Die Empfindungen anderer
    Im Folgenden will ich ein wenig detaillierter betrachten, was Ethik motiviert, und Grundbegriffe wie Empfindungsfähigkeit, Anthropomorphismus, Rechte und Pflichten, Speziesismusdiskutieren. Leserinnen und Leser, die primär an konkreten tierethischen Fragen interessiert sind, können gleich zum nächsten Kapitel – über Tierversuche – oder zur Zusammenfassung am Ende dieses Kapitels springen.
    Gegenüber den anderen sei eingeräumt: Das Beispiel der Frau auf dem vegetarischen Straßenfest zeigt natürlich nur eine Möglichkeit von vielen, wie moralische Prozesse in Gang gesetzt werden können. In diesem speziellen Fall hat vermutlich ein Gefühl, nämlich im buchstäblichen Sinne Mit-Leid, den Ausschlag gegeben. Vermutlich hätte die Frau diese Minuten vorrangig als gefühlsintensive Minuten beschrieben: «Es war schrecklich. Die Kuh tat mir leid.»
    Doch es gibt viele Menschen, deren emotionale Reaktion auf solche Bilder und überhaupt auf Tiere deutlich kühler ausfällt. Dafür lassen sie sich bisweilen rein rational motivieren, ihren Umgang mit Tieren zu überdenken. So kenne ich Leute, die aufgrund einer Internet-Diskussion mit völlig Unbekannten innerhalb kurzer Zeit zu Veganern geworden sind. Sozusagen «rein über den Kopf». Ich war ziemlich überrascht, als mich eine von ihnen, eine Freundin aus Berlin, auf meinem Hof besuchte und sich den Schafen näherte, hinkauerte, sie zu streicheln begann – und mir nachher sagte, dass dies die ersten größeren Tiere seien, die sie je angefasst habe. Sie habe sich eigentlich nie für Tiere interessiert, nicht einmal als Kind. Aber sie hatte sich schon lange gegen Rassismus engagiert, und bei einer Internetdiskussion sei ihr klar geworden, dass unser derzeitiger Umgang mit Tieren ja auch eine Form von Rassismus sei – «Rassismus gegen Tiere», wie sie es ausdrückte. Wenige Wochen nach jener Diskussion hörte sie mit dem Konsum von Fleisch, Milch und Eiern auf. Und erst seitdem sie dadurch mehr über Massentierhaltung und ähnliche Themen liest, interessiert sie sich auch zunehmend für «reale» Tiere.
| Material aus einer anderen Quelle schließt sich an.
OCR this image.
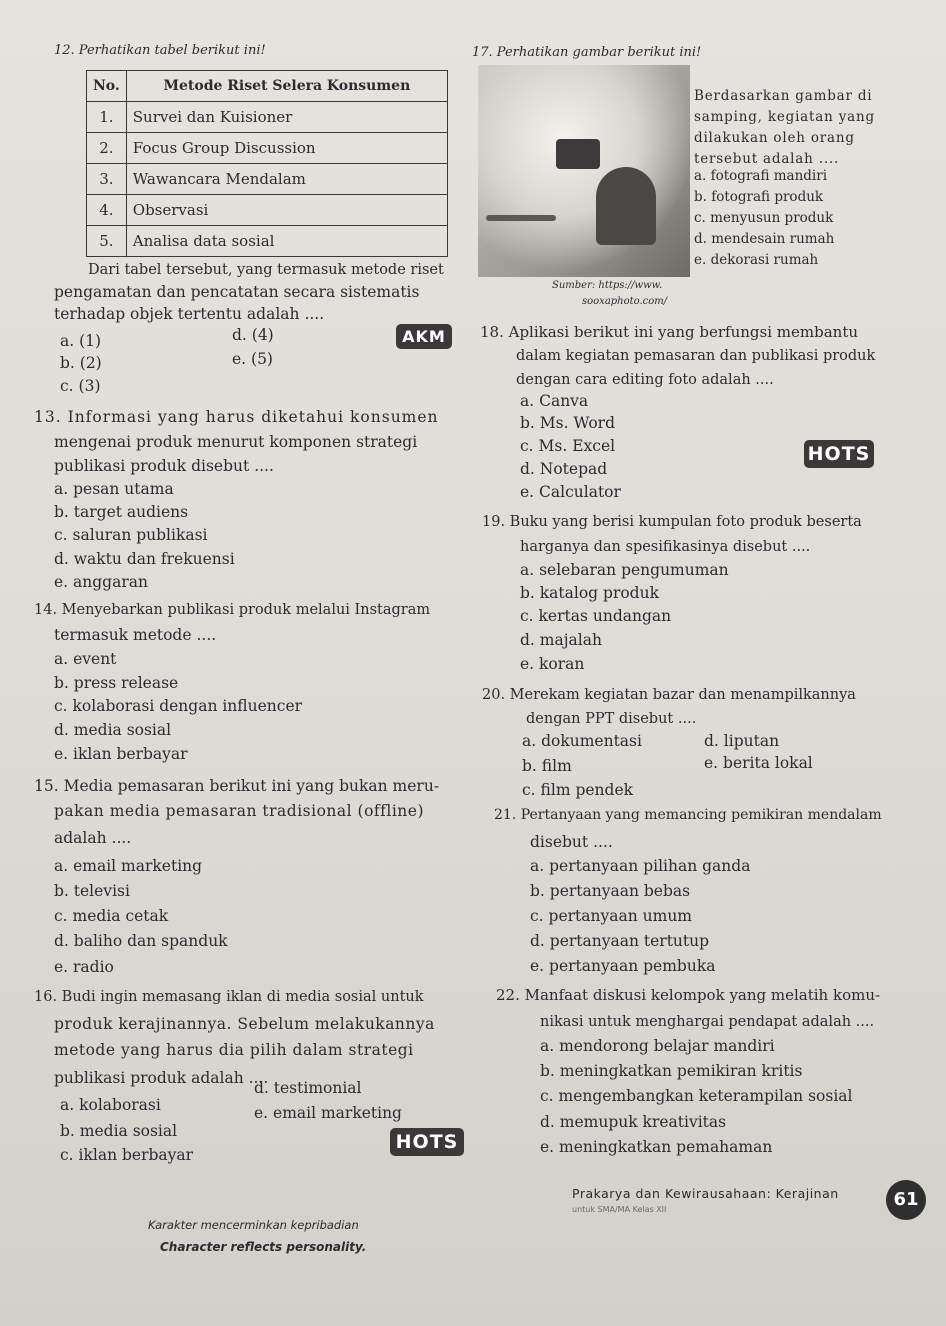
12. Perhatikan tabel berikut ini!
No.	Metode Riset Selera Konsumen
1.	Survei dan Kuisioner
2.	Focus Group Discussion
3.	Wawancara Mendalam
4.	Observasi
5.	Analisa data sosial
Dari tabel tersebut, yang termasuk metode riset
pengamatan dan pencatatan secara sistematis
terhadap objek tertentu adalah ....
a. (1)
b. (2)
c. (3)
d. (4)
e. (5)
AKM
13. Informasi yang harus diketahui konsumen
mengenai produk menurut komponen strategi
publikasi produk disebut ....
a. pesan utama
b. target audiens
c. saluran publikasi
d. waktu dan frekuensi
e. anggaran
14. Menyebarkan publikasi produk melalui Instagram
termasuk metode ....
a. event
b. press release
c. kolaborasi dengan influencer
d. media sosial
e. iklan berbayar
15. Media pemasaran berikut ini yang bukan meru-
pakan media pemasaran tradisional (offline)
adalah ....
a. email marketing
b. televisi
c. media cetak
d. baliho dan spanduk
e. radio
16. Budi ingin memasang iklan di media sosial untuk
produk kerajinannya. Sebelum melakukannya
metode yang harus dia pilih dalam strategi
publikasi produk adalah ....
a. kolaborasi
b. media sosial
c. iklan berbayar
d. testimonial
e. email marketing
HOTS
17. Perhatikan gambar berikut ini!
Berdasarkan gambar di
samping, kegiatan yang
dilakukan oleh orang
tersebut adalah ....
a. fotografi mandiri
b. fotografi produk
c. menyusun produk
d. mendesain rumah
e. dekorasi rumah
Sumber: https://www.
sooxaphoto.com/
18. Aplikasi berikut ini yang berfungsi membantu
dalam kegiatan pemasaran dan publikasi produk
dengan cara editing foto adalah ....
a. Canva
b. Ms. Word
c. Ms. Excel
d. Notepad
e. Calculator
HOTS
19. Buku yang berisi kumpulan foto produk beserta
harganya dan spesifikasinya disebut ....
a. selebaran pengumuman
b. katalog produk
c. kertas undangan
d. majalah
e. koran
20. Merekam kegiatan bazar dan menampilkannya
dengan PPT disebut ....
a. dokumentasi
b. film
c. film pendek
d. liputan
e. berita lokal
21. Pertanyaan yang memancing pemikiran mendalam
disebut ....
a. pertanyaan pilihan ganda
b. pertanyaan bebas
c. pertanyaan umum
d. pertanyaan tertutup
e. pertanyaan pembuka
22. Manfaat diskusi kelompok yang melatih komu-
nikasi untuk menghargai pendapat adalah ....
a. mendorong belajar mandiri
b. meningkatkan pemikiran kritis
c. mengembangkan keterampilan sosial
d. memupuk kreativitas
e. meningkatkan pemahaman
Karakter mencerminkan kepribadian
Character reflects personality.
Prakarya dan Kewirausahaan: Kerajinan
untuk SMA/MA Kelas XII	61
    Bei ihr hat also kein Gefühl, kein Mitleid, keine Tierliebe, sondern eine rationale Einsicht am Anfang des moralischenUmdenkens gestanden. Im Grunde ist das nichts anderes, als wenn wir für Menschen in fernen, uns unbekannten Ländern spenden oder unsere Wählerstimme einer Partei geben, deren Politik für uns selbst vielleicht wenig Unterschied machen würde, aber auf mehr Gerechtigkeit für andere hoffen lässt. Man muss nicht jeden mögen und auch nicht mit jedem mitfühlen, für den man sich moralisch oder politisch engagiert.
    So besitzt der Ausgangspunkt der Moral sowohl eine emotionale als auch eine kognitive Komponente. Das exakte Mischungsverhältnis von «Verstand» und «Gefühl» ist dabei nicht wichtig, denn beide führen zu einer zentralen Einsicht sozialer Art: dass andere ähnliche Empfindungen haben wie wir. Auch wenn wir ihre Empfindungen und Gedanken nicht unmittelbar «in uns selbst» spüren, wissen wir: Auch diese anderen sind ein Ich, auch sie sind Subjekte ihres Lebens.[ 1 ] Die anderen sind auch «Jemand», ein Alter Ego, das ich nicht ignorieren darf.[ 2 ]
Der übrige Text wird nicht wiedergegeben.